Credit: MACMILLAN MEXICO/Lara Ede

The engulfment ability of a phagocyte is controlled by its mitochondrial membrane potential (MMP), according to a study by Ravichandran and colleagues.

The authors reasoned that the 'ingestion' of metabolites from the cells that phagocytes engulf may affect their mitochondrial function. Indeed, phagocytes that had engulfed target cells had a higher MMP than non-engulfing phagocytes. This change was not observed when the phagocytes engulfed synthetic targets, indicating it may be the result of ingesting particular metabolites.

The phagocyte MMP returned to normal after a few hours, with no changes in ATP generation. On the basis of this, the authors speculated that uncoupling proteins (UCPs) may be involved, as they regulate MMP without generating ATP. Consistent with this, UCP2 levels increased following phagocytosis of cellular, but not synthetic, targets, and UCP2-depleted cells were less efficient in phagocytosis.

Interestingly, cells overexpressing UCP2 showed enhanced phagocytic ability, could continue engulfing apoptotic cells for longer and had lower MMP than control cells. This indicates that UCP2 enhances the engulfment ability of phagocytes by decreasing their MMP. In agreement with this, phagocytes treated with compounds that artificially lower MMP showed enhanced phagocytic ability, whereas drugs that raise MMP inhibited phagocytosis.
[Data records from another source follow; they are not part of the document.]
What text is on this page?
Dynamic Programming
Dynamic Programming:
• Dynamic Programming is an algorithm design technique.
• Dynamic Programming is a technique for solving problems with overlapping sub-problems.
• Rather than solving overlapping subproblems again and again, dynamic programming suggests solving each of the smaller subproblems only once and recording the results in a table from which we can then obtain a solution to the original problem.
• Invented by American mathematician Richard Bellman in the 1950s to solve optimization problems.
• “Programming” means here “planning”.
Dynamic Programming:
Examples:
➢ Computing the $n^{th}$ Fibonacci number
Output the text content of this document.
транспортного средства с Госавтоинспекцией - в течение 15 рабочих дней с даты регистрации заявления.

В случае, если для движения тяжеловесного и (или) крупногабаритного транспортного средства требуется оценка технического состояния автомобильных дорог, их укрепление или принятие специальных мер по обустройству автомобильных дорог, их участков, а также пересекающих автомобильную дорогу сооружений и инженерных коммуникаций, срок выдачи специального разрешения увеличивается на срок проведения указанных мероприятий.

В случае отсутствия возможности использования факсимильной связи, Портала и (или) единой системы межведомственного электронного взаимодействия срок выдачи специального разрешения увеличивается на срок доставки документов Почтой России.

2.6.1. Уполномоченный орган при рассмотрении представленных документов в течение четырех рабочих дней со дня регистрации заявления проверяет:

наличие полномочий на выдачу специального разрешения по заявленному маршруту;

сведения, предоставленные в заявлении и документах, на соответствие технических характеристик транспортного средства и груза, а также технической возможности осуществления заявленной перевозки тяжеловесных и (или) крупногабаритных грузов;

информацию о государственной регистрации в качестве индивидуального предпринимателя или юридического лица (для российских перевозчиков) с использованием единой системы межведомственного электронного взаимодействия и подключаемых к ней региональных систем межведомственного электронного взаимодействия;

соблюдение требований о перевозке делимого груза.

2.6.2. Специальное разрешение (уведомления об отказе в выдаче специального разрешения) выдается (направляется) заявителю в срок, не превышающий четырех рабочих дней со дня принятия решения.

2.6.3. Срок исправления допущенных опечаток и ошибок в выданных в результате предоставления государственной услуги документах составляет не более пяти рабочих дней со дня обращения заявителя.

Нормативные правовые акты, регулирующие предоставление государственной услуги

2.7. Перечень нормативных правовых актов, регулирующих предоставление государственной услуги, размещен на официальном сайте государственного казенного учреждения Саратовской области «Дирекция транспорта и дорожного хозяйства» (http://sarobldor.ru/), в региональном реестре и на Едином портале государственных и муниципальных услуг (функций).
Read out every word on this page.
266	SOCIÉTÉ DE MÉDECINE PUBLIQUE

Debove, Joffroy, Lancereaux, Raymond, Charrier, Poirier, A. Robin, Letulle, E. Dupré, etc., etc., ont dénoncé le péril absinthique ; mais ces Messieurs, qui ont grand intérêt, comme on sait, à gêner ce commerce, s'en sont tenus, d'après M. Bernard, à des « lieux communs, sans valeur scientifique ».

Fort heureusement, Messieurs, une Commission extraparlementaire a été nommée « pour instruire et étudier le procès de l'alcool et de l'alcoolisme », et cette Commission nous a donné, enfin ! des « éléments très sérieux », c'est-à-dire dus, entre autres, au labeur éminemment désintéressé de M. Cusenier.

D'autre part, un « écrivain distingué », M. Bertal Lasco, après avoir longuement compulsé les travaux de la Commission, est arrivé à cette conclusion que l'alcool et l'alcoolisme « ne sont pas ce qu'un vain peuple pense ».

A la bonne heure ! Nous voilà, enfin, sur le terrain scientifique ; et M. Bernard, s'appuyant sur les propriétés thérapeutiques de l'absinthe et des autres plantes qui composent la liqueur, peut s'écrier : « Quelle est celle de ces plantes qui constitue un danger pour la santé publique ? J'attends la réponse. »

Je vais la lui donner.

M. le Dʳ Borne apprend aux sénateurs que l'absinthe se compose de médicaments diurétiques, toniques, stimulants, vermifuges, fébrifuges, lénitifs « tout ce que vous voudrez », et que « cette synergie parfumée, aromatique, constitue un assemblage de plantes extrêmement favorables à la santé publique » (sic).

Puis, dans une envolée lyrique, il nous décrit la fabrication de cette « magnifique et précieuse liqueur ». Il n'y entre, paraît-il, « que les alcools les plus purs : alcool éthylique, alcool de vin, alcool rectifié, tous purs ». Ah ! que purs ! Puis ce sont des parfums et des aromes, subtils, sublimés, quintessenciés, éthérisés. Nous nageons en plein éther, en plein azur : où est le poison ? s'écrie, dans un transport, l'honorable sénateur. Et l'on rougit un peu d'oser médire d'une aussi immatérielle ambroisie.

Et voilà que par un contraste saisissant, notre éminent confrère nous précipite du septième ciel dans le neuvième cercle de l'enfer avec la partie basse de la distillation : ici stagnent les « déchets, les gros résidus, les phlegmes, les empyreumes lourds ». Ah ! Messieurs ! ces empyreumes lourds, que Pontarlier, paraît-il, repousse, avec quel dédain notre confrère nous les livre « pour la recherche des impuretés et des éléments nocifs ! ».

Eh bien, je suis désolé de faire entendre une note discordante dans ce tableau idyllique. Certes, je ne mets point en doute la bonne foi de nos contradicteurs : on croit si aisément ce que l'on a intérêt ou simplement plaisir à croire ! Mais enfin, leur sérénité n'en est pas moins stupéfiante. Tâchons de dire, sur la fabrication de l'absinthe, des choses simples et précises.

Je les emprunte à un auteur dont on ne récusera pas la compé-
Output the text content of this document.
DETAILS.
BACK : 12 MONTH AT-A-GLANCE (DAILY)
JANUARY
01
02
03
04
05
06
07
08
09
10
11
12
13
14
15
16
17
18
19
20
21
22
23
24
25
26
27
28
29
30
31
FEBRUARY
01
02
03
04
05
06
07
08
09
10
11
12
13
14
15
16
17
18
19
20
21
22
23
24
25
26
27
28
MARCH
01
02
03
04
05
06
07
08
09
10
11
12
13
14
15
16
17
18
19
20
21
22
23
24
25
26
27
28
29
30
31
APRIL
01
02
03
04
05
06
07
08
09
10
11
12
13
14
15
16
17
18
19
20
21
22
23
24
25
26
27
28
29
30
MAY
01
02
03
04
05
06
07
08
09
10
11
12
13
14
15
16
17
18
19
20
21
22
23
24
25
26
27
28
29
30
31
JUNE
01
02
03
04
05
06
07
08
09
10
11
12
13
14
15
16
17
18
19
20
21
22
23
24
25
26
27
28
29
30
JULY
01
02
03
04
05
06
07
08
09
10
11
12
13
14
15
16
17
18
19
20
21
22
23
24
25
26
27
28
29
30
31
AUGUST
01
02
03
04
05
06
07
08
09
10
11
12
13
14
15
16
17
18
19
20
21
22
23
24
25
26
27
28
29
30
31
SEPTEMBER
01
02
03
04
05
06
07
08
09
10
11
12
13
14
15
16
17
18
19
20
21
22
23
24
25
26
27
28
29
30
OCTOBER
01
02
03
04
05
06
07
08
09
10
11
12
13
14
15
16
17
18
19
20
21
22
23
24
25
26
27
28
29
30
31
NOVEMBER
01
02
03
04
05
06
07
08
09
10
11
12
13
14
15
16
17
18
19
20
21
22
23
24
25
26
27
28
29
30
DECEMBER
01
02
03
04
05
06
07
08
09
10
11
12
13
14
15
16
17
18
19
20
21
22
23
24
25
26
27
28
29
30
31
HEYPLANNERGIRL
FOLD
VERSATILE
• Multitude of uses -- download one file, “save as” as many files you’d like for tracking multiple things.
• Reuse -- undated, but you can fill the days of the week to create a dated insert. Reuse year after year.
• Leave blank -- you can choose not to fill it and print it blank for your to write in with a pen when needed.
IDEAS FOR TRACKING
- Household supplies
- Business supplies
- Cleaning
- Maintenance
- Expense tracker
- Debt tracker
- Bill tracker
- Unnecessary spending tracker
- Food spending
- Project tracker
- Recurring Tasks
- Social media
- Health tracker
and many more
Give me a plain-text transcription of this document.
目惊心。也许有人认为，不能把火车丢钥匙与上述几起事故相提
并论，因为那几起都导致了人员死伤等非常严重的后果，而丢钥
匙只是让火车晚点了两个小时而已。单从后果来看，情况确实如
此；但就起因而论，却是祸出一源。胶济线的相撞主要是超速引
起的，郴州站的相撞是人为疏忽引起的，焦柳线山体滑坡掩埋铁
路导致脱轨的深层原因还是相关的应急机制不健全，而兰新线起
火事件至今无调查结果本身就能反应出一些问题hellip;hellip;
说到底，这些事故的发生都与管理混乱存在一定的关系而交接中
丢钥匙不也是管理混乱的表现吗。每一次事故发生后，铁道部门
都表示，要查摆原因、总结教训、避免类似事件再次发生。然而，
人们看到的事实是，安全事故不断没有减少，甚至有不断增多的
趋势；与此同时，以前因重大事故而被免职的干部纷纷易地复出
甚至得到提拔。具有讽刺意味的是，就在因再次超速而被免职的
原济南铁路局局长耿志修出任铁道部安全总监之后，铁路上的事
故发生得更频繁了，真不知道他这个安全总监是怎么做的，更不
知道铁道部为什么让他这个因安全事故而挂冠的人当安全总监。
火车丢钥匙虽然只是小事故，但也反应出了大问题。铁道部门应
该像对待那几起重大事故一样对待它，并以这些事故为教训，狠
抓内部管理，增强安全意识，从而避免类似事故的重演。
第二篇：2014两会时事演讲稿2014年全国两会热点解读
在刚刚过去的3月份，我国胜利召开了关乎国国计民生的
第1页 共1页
cells overexpressing UCP2 showed enhanced phagocytic ability

Next, the authors asked whether UCP2 might somehow be sensing events that occur at the cell membrane. Indeed, they identified crosstalk between UCP2 and TIM4 (T cell immunoglobulin and mucin domain-containing molecule 4), an engulfment receptor that binds phosphatidylserine on apoptotic cells.

Finally, the authors confirmed their findings in vivo. Bone marrow-derived macrophages from UCP2-deficient mice had higher MMP than control cells and showed reduced phagocytic ability ex vivo. Moreover, UCP2-deficient mice injected with dexamethasone (which triggers apoptosis in thymocytes) had higher total thymic numbers than control mice and did not show a reduction in thymic size, both of which were caused by decreased clearance of apoptotic cells.

This study reveals an unexpected link between low MMP, mediated by UCP2, and high engulfment ability. Further studies will be required to determine how MMP affects phagocytosis and how UCP2 itself is activated.